Se desconcertó y por un buen momento, entrecerrando los ojos, consultó su memoria. Hizo varios gestos afirmativos con la cabeza. Sí, sí, lo recordaba clarísimo. Habían hablado en francés. Su voz era tan delgadita que a ella le pareció femenina. -Medio chillona, medio exótica. Cambiaron muy pocas palabras. Que yo no estaba, que estaba de viaje. Y cuando ella le pidió que me dijera que había llamado «la niña mala» -se lo dijo en español-, la vocecita la interrumpió: «¿Qué, qué?». Tuvo que deletrearle «niña mala». Se acordaba muy bien. El niño le había hablado, no tenía la menor duda.
– Entonces, hiciste un milagro. Gracias a ti, Yilal se ha puesto a hablar.
– Si tengo esos poderes, los voy a usar. Las brujas deben ganar un montón de plata en Francia, me figuro.
Cuando, un rato después, nos despedimos en la boca del metro Saint Germain y le pedí su teléfono y su dirección, no quiso dármelos. Ella me llamaría.
– No cambiarás nunca. Siempre misterios, siempre cuentos, siempre secretos.
– Me ha hecho bien verte y hablar contigo, por fin -me calló-. Ya no me volverás a colgar el teléfono, espero.
– Dependerá de cómo te portes.
Se alzó en puntas de pie y sentí que su boca se fruncía en Un rápido beso en mi mejilla.
La vi desaparecer en la boca del metro. De espaldas, tan delgadita, sin tacos, no parecía haber envejecido tanto como de frente.
Aunque seguía lloviznando y hacía algo de frío, en vez de tomar el metro o un ómnibus, preferí caminar. Era mi único deporte ahora; mis idas al gimnasio duraron pocos meses. Los ejercicios me aburrían y más todavía el tipo de gente con la que me codeaba haciendo la cinta, las barras o los aerobics. En cambio, andar por esa ciudad llena de secretos y maravillas me entretenía, y en días de emociones fuertes como éste, una larga caminata,.aunque fuera bajo el paraguas, la lluvia y el viento, me haría bien.
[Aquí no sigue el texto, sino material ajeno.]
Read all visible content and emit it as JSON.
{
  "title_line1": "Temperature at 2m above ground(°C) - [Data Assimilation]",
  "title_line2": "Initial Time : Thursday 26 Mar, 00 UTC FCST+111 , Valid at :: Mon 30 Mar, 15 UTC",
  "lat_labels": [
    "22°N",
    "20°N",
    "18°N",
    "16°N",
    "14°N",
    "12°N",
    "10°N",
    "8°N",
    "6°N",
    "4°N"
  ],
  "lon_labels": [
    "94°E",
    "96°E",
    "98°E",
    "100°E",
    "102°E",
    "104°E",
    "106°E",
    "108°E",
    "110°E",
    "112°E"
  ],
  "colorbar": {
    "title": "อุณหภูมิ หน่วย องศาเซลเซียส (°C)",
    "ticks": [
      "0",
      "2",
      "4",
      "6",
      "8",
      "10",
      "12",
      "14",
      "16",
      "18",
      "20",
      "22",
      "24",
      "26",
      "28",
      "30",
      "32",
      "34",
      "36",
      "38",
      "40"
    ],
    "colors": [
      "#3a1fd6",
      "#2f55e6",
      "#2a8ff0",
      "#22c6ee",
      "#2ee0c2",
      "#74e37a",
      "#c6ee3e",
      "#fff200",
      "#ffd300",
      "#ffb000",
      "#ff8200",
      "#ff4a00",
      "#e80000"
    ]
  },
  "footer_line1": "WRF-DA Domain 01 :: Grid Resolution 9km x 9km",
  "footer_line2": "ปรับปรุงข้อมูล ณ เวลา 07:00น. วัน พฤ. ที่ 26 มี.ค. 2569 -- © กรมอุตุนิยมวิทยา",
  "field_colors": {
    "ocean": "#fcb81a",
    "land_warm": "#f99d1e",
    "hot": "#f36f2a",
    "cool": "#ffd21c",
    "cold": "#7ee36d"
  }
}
De las cosas que la niña mala me había contado, lo único absolutamente cierto, sin duda, era que Yilal había cambiado algunas frases con ella. El niño de los Gra-voski, pues, podía hablar; acaso ya lo había hecho antes, con gente que no lo conocía, en el colegio, en la calle. Era un pequeño misterio que tarde o temprano revelaría a sus padres. Imaginé la alegría de Simón y Elena cuando escucharan esa vocecita delgada, un poco chillona, que me había descrito la niña mala. Remontaba el boulevard Saint Germain rumbo al Sena, cuando, poco antes de la librería Julliard, descubrí una pequeña tienda de soldaditos de plomo que me recordó a Salomón Toledano y sus desgraciados amores japoneses. Entré y le compré a Yilal una cajita con seis jinetes de la guardia imperial rusa.